「降級制度」廃止によって、条件戦においては3歳馬の勝率が
急騰しているというお話をしています。1勝毎にクラスが上がり
それは固有の権利として生涯保証される分かりやすい仕組みは
人間の都合ではなく、サラブレッドの本質に基づいたフェアな
「国際基準」の導入をトリガーに進められて来ました。

1780年にイギリスでダービーが創設され、クラシックを頂点に
現代競馬の体系が整備されていく中で、サラブレッドは3歳時に
競走馬としての完成を迎えるよう創造された生きものです。
しかし競走馬としての遺伝子と、修得に時間がかかるレースに
必要な経験知や、個体としての向き不向きとは別の物ですから
番組編成上は総合的に4歳が基準とされるのが一般的です。
日本の通常の定量戦では4歳以上57キロに対し、3歳馬は時期や
距離により54キロ、55キロ、56キロと変化しますが、手厚い
重量特典が認められています。(いずれも牝馬は2キロ減)
遺伝子的にも、重量で優遇されるなど番組編成上でも3歳馬が
優勢であるのは間違いがなさそうです。

こうした3歳馬優位を本質とする現代競馬のあり方を巡っては
ヨーロッパでは、G1における定量が見直され、3歳馬のそれが
増量される動きも出て来ています。例えばシーズン最初の混合
G1として有名なエクリプスSでは、4歳以上60.5キロに対して
3歳馬は55.5キロと5キロのアローワンスを貰っていたのですが
3年前から56キロへ変更されて、わずか500グラムと大ぶりの
ステーキ1枚分ですが重量差が縮められました。
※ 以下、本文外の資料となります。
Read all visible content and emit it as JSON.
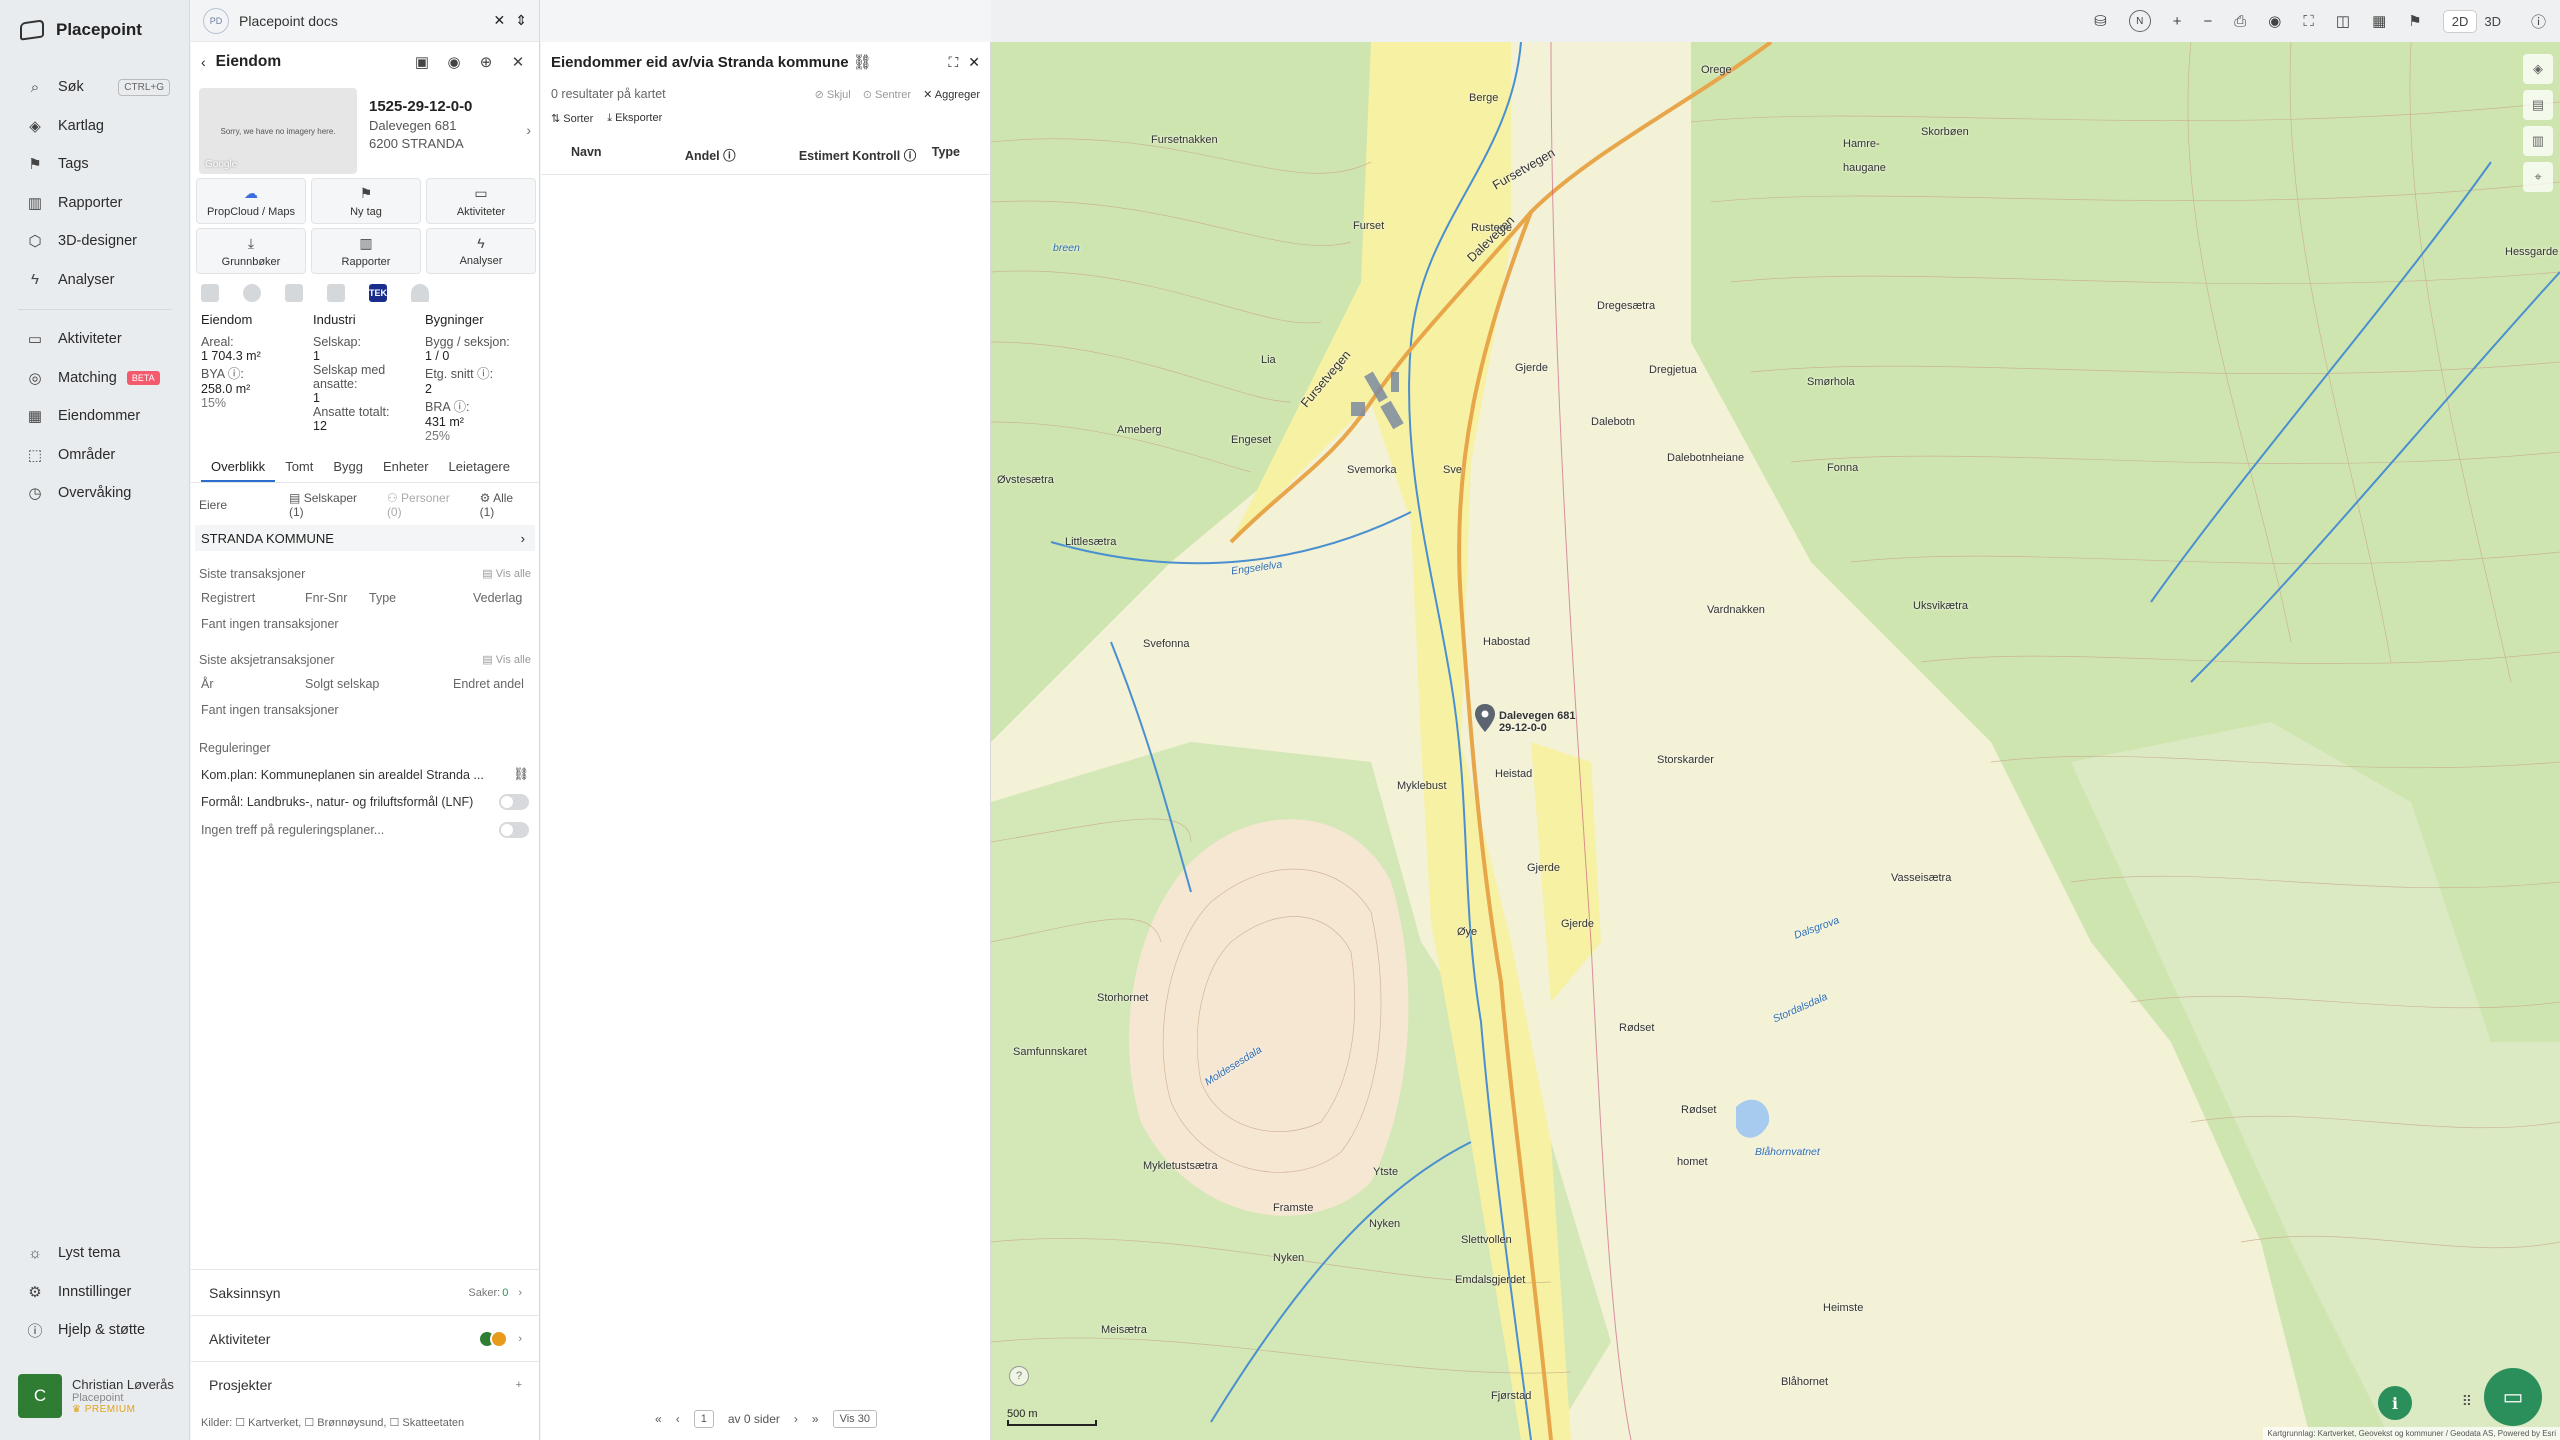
{
  "app": {
    "name": "Placepoint"
  },
  "nav": {
    "items": [
      {
        "label": "Søk",
        "icon": "search-icon",
        "shortcut": "CTRL+G"
      },
      {
        "label": "Kartlag",
        "icon": "layers-icon"
      },
      {
        "label": "Tags",
        "icon": "bookmark-icon"
      },
      {
        "label": "Rapporter",
        "icon": "chart-icon"
      },
      {
        "label": "3D-designer",
        "icon": "cube-icon"
      },
      {
        "label": "Analyser",
        "icon": "bolt-icon"
      }
    ],
    "items2": [
      {
        "label": "Aktiviteter",
        "icon": "chat-icon"
      },
      {
        "label": "Matching",
        "icon": "target-icon",
        "badge": "BETA"
      },
      {
        "label": "Eiendommer",
        "icon": "building-icon"
      },
      {
        "label": "Områder",
        "icon": "area-icon"
      },
      {
        "label": "Overvåking",
        "icon": "clock-icon"
      }
    ],
    "bottom": [
      {
        "label": "Lyst tema",
        "icon": "sun-icon"
      },
      {
        "label": "Innstillinger",
        "icon": "gear-icon"
      },
      {
        "label": "Hjelp & støtte",
        "icon": "help-icon"
      }
    ],
    "user": {
      "initial": "C",
      "name": "Christian Løverås",
      "org": "Placepoint",
      "plan": "PREMIUM"
    }
  },
  "doctab": {
    "badge": "PD",
    "title": "Placepoint docs"
  },
  "property": {
    "header": "Eiendom",
    "id": "1525-29-12-0-0",
    "street": "Dalevegen 681",
    "postal": "6200 STRANDA",
    "noimage": "Sorry, we have no imagery here.",
    "google": "Google",
    "tiles": [
      {
        "label": "PropCloud / Maps",
        "icon": "cloud-icon"
      },
      {
        "label": "Ny tag",
        "icon": "bookmark-icon"
      },
      {
        "label": "Aktiviteter",
        "icon": "chat-icon"
      },
      {
        "label": "Grunnbøker",
        "icon": "download-icon"
      },
      {
        "label": "Rapporter",
        "icon": "chart-icon"
      },
      {
        "label": "Analyser",
        "icon": "bolt-icon"
      }
    ],
    "tek": "TEK",
    "facts": {
      "eiendom": {
        "h": "Eiendom",
        "areal_l": "Areal:",
        "areal_v": "1 704.3 m²",
        "bya_l": "BYA ⓘ:",
        "bya_v": "258.0 m²",
        "bya_p": "15%"
      },
      "industri": {
        "h": "Industri",
        "selskap_l": "Selskap:",
        "selskap_v": "1",
        "ansatte_l": "Selskap med ansatte:",
        "ansatte_v": "1",
        "tot_l": "Ansatte totalt:",
        "tot_v": "12"
      },
      "bygninger": {
        "h": "Bygninger",
        "bygg_l": "Bygg / seksjon:",
        "bygg_v": "1 / 0",
        "etg_l": "Etg. snitt ⓘ:",
        "etg_v": "2",
        "bra_l": "BRA ⓘ:",
        "bra_v": "431 m²",
        "bra_p": "25%"
      }
    },
    "tabs": [
      "Overblikk",
      "Tomt",
      "Bygg",
      "Enheter",
      "Leietagere"
    ],
    "owners": {
      "label": "Eiere",
      "selskaper": "Selskaper (1)",
      "personer": "Personer (0)",
      "alle": "Alle (1)",
      "name": "STRANDA KOMMUNE"
    },
    "transactions": {
      "title": "Siste transaksjoner",
      "visall": "Vis alle",
      "cols": [
        "Registrert",
        "Fnr-Snr",
        "Type",
        "Vederlag"
      ],
      "empty": "Fant ingen transaksjoner"
    },
    "share_tx": {
      "title": "Siste aksjetransaksjoner",
      "visall": "Vis alle",
      "cols": [
        "År",
        "Solgt selskap",
        "Endret andel"
      ],
      "empty": "Fant ingen transaksjoner"
    },
    "reg": {
      "title": "Reguleringer",
      "plan": "Kom.plan: Kommuneplanen sin arealdel Stranda ...",
      "formal": "Formål: Landbruks-, natur- og friluftsformål (LNF)",
      "ingen": "Ingen treff på reguleringsplaner..."
    },
    "acc": [
      {
        "label": "Saksinnsyn",
        "right": "Saker:",
        "count": "0"
      },
      {
        "label": "Aktiviteter"
      },
      {
        "label": "Prosjekter",
        "right": "+"
      }
    ],
    "sources": "Kilder: ☐ Kartverket, ☐ Brønnøysund, ☐ Skatteetaten"
  },
  "list": {
    "title": "Eiendommer eid av/via Stranda kommune",
    "subtitle": "0 resultater på kartet",
    "actions": {
      "hide": "Skjul",
      "center": "Sentrer",
      "aggregate": "Aggreger"
    },
    "tools": {
      "sort": "Sorter",
      "export": "Eksporter"
    },
    "cols": [
      "Navn",
      "Andel ⓘ",
      "Estimert Kontroll ⓘ",
      "Type"
    ],
    "pager": {
      "page": "1",
      "of": "av 0 sider",
      "show": "Vis 30"
    }
  },
  "map": {
    "labels": [
      {
        "t": "Fursetvegen",
        "c": "big"
      },
      {
        "t": "Dalevegen",
        "c": "big"
      },
      {
        "t": "Fursetvegen",
        "c": "big"
      },
      {
        "t": "Fursetnakken"
      },
      {
        "t": "Furset"
      },
      {
        "t": "Rustene"
      },
      {
        "t": "Berge"
      },
      {
        "t": "Orege"
      },
      {
        "t": "Skorbøen"
      },
      {
        "t": "Hamre-"
      },
      {
        "t": "haugane"
      },
      {
        "t": "Hessgarde"
      },
      {
        "t": "Dregesætra"
      },
      {
        "t": "Gjerde"
      },
      {
        "t": "Dregjetua"
      },
      {
        "t": "Smørhola"
      },
      {
        "t": "Dalebotn"
      },
      {
        "t": "Dalebotnheiane"
      },
      {
        "t": "Fonna"
      },
      {
        "t": "Lia"
      },
      {
        "t": "Ameberg"
      },
      {
        "t": "Engeset"
      },
      {
        "t": "Svemorka"
      },
      {
        "t": "Sve"
      },
      {
        "t": "Øvstesætra"
      },
      {
        "t": "Littlesætra"
      },
      {
        "t": "Svefonna"
      },
      {
        "t": "Habostad"
      },
      {
        "t": "Vardnakken"
      },
      {
        "t": "Uksvikætra"
      },
      {
        "t": "Dalevegen 681"
      },
      {
        "t": "29-12-0-0"
      },
      {
        "t": "Heistad"
      },
      {
        "t": "Myklebust"
      },
      {
        "t": "Storskarder"
      },
      {
        "t": "Gjerde"
      },
      {
        "t": "Gjerde"
      },
      {
        "t": "Øye"
      },
      {
        "t": "Vasseisætra"
      },
      {
        "t": "Storhornet"
      },
      {
        "t": "Rødset"
      },
      {
        "t": "Samfunnskaret"
      },
      {
        "t": "Rødset"
      },
      {
        "t": "homet"
      },
      {
        "t": "Mykletustsætra"
      },
      {
        "t": "Ytste"
      },
      {
        "t": "Framste"
      },
      {
        "t": "Nyken"
      },
      {
        "t": "Nyken"
      },
      {
        "t": "Slettvollen"
      },
      {
        "t": "Emdalsgjerdet"
      },
      {
        "t": "Meisætra"
      },
      {
        "t": "Heimste"
      },
      {
        "t": "Fjørstad"
      },
      {
        "t": "Blåhornet"
      },
      {
        "t": "Blåhornvatnet",
        "c": "water"
      },
      {
        "t": "Engselelva",
        "c": "water"
      },
      {
        "t": "Moldesesdala",
        "c": "water"
      },
      {
        "t": "Stordalsdala",
        "c": "water"
      },
      {
        "t": "Dalsgrova",
        "c": "water"
      },
      {
        "t": "breen",
        "c": "water"
      }
    ],
    "scale": "500 m",
    "attribution": "Kartgrunnlag: Kartverket, Geovekst og kommuner / Geodata AS, Powered by Esri"
  },
  "topbar": {
    "north": "N",
    "modes": [
      "2D",
      "3D"
    ]
  }
}
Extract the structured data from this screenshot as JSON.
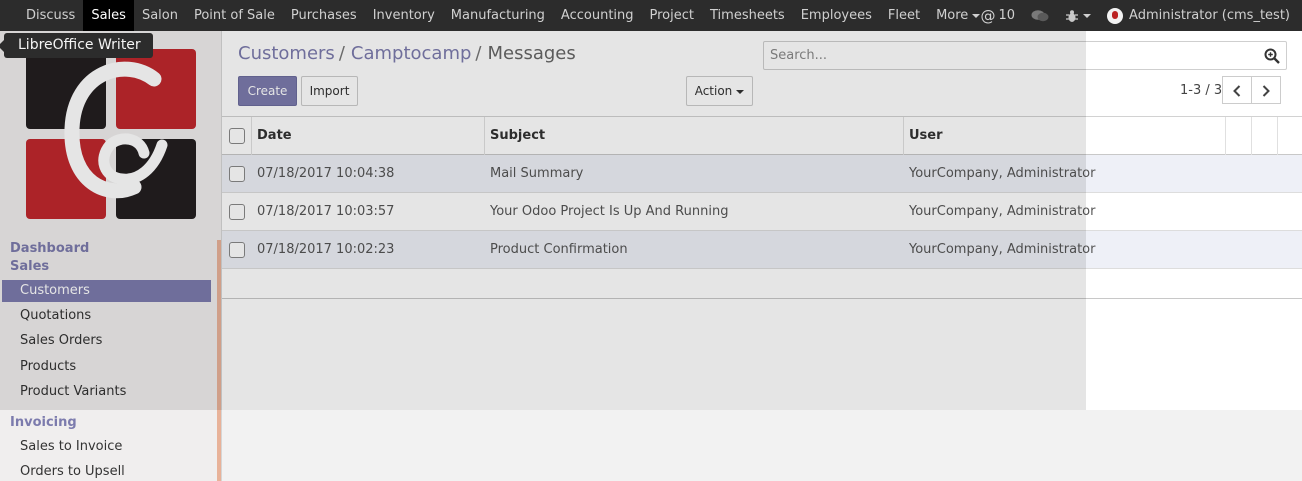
{
  "topbar": {
    "menu": [
      "Discuss",
      "Sales",
      "Salon",
      "Point of Sale",
      "Purchases",
      "Inventory",
      "Manufacturing",
      "Accounting",
      "Project",
      "Timesheets",
      "Employees",
      "Fleet"
    ],
    "active": "Sales",
    "more_label": "More",
    "mentions_count": "10",
    "user_label": "Administrator (cms_test)"
  },
  "tooltip": {
    "text": "LibreOffice Writer"
  },
  "sidebar": {
    "sections": [
      {
        "title": "Dashboard"
      },
      {
        "title": "Sales",
        "items": [
          "Customers",
          "Quotations",
          "Sales Orders",
          "Products",
          "Product Variants"
        ]
      },
      {
        "title": "Invoicing",
        "items": [
          "Sales to Invoice",
          "Orders to Upsell"
        ]
      }
    ],
    "active_item": "Customers"
  },
  "breadcrumb": {
    "items": [
      "Customers",
      "Camptocamp"
    ],
    "current": "Messages"
  },
  "search": {
    "placeholder": "Search..."
  },
  "buttons": {
    "create": "Create",
    "import": "Import",
    "action": "Action"
  },
  "pager": {
    "text": "1-3 / 3"
  },
  "table": {
    "columns": [
      "Date",
      "Subject",
      "User"
    ],
    "rows": [
      {
        "date": "07/18/2017 10:04:38",
        "subject": "Mail Summary",
        "user": "YourCompany, Administrator"
      },
      {
        "date": "07/18/2017 10:03:57",
        "subject": "Your Odoo Project Is Up And Running",
        "user": "YourCompany, Administrator"
      },
      {
        "date": "07/18/2017 10:02:23",
        "subject": "Product Confirmation",
        "user": "YourCompany, Administrator"
      }
    ]
  },
  "colors": {
    "accent": "#7c7bad",
    "topbar": "#2c2c2c",
    "logo_red": "#c0272d",
    "logo_dark": "#231f20"
  }
}
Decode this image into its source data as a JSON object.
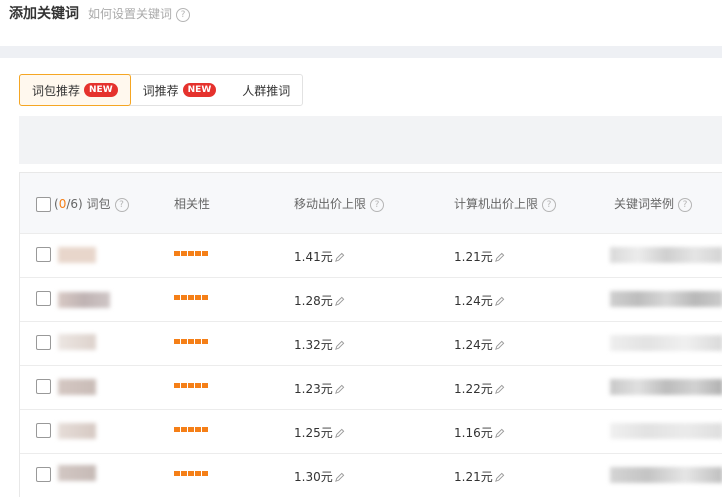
{
  "header": {
    "title": "添加关键词",
    "help_text": "如何设置关键词",
    "help_icon": "?"
  },
  "tabs": [
    {
      "label": "词包推荐",
      "badge": "NEW",
      "active": true
    },
    {
      "label": "词推荐",
      "badge": "NEW",
      "active": false
    },
    {
      "label": "人群推词",
      "badge": "",
      "active": false
    }
  ],
  "table": {
    "selection": {
      "open": "(",
      "selected": "0",
      "sep": "/",
      "total": "6",
      "close": ")",
      "label": "词包"
    },
    "columns": {
      "relevance": "相关性",
      "mobile_bid": "移动出价上限",
      "pc_bid": "计算机出价上限",
      "examples": "关键词举例"
    },
    "rows": [
      {
        "relevance": 5,
        "mobile": "1.41元",
        "pc": "1.21元"
      },
      {
        "relevance": 5,
        "mobile": "1.28元",
        "pc": "1.24元"
      },
      {
        "relevance": 5,
        "mobile": "1.32元",
        "pc": "1.24元"
      },
      {
        "relevance": 5,
        "mobile": "1.23元",
        "pc": "1.22元"
      },
      {
        "relevance": 5,
        "mobile": "1.25元",
        "pc": "1.16元"
      },
      {
        "relevance": 5,
        "mobile": "1.30元",
        "pc": "1.21元"
      }
    ]
  },
  "colors": {
    "accent": "#f57f17",
    "badge": "#e5322d",
    "active_tab_border": "#f5a623"
  }
}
シーズン後半の
凱旋門賞も同様で、古馬59.5キロVS3歳56キロが59.5対56.5と
3.5キロ差から3キロ差へとアローワンスが削減されています。

背景としては、生産面で早熟血統の戦略的な導入、調教面での
技術革新が3歳馬の完成・成熟スピードを加速させていることや
強い馬ほどブランド価値を維持したまま早々と引退して種牡馬
入りの傾向が強まっていることなどが考えられます。
しかし、現代サラブレッドの全体的な進化が、その中核である
3歳馬の急速な進化を底上げしているのも事実でしょう。
さらに3歳馬にはクラシックを頂点に同世代同士による高額賞金
レースがふんだんに編成されており、サラブレッドビジネスの
観点からは3歳馬中心のフォーメーションが自然に思われます。
 
アイルランドとイギリスを主戦場に、世界の競馬場を渡り歩く
エイダン・オブライエン厩舎の今季の入厩馬を世代別に見ると
2歳130頭、3歳108頭と若駒勢が大きなシェアを占める反面で、
4歳13頭、5歳4頭、6歳以上はゼロと古馬陣は極端に減ります。
2歳戦のスタートが早いこともありますが、若駒を早い時期から
入厩させ、じっくり鍛えて3歳クラシックで勝負する戦略です。
古馬になりオーストラリアやアメリカに移籍する馬もいますが
少数精鋭を原則に、種牡馬として繁殖牝馬としての価値向上を
目的とする現役続行が行われています。
ここまで徹底的ではなくとも、世界的潮流の今と未来を支える
基本構造がここにある、と素直に思えて来ます。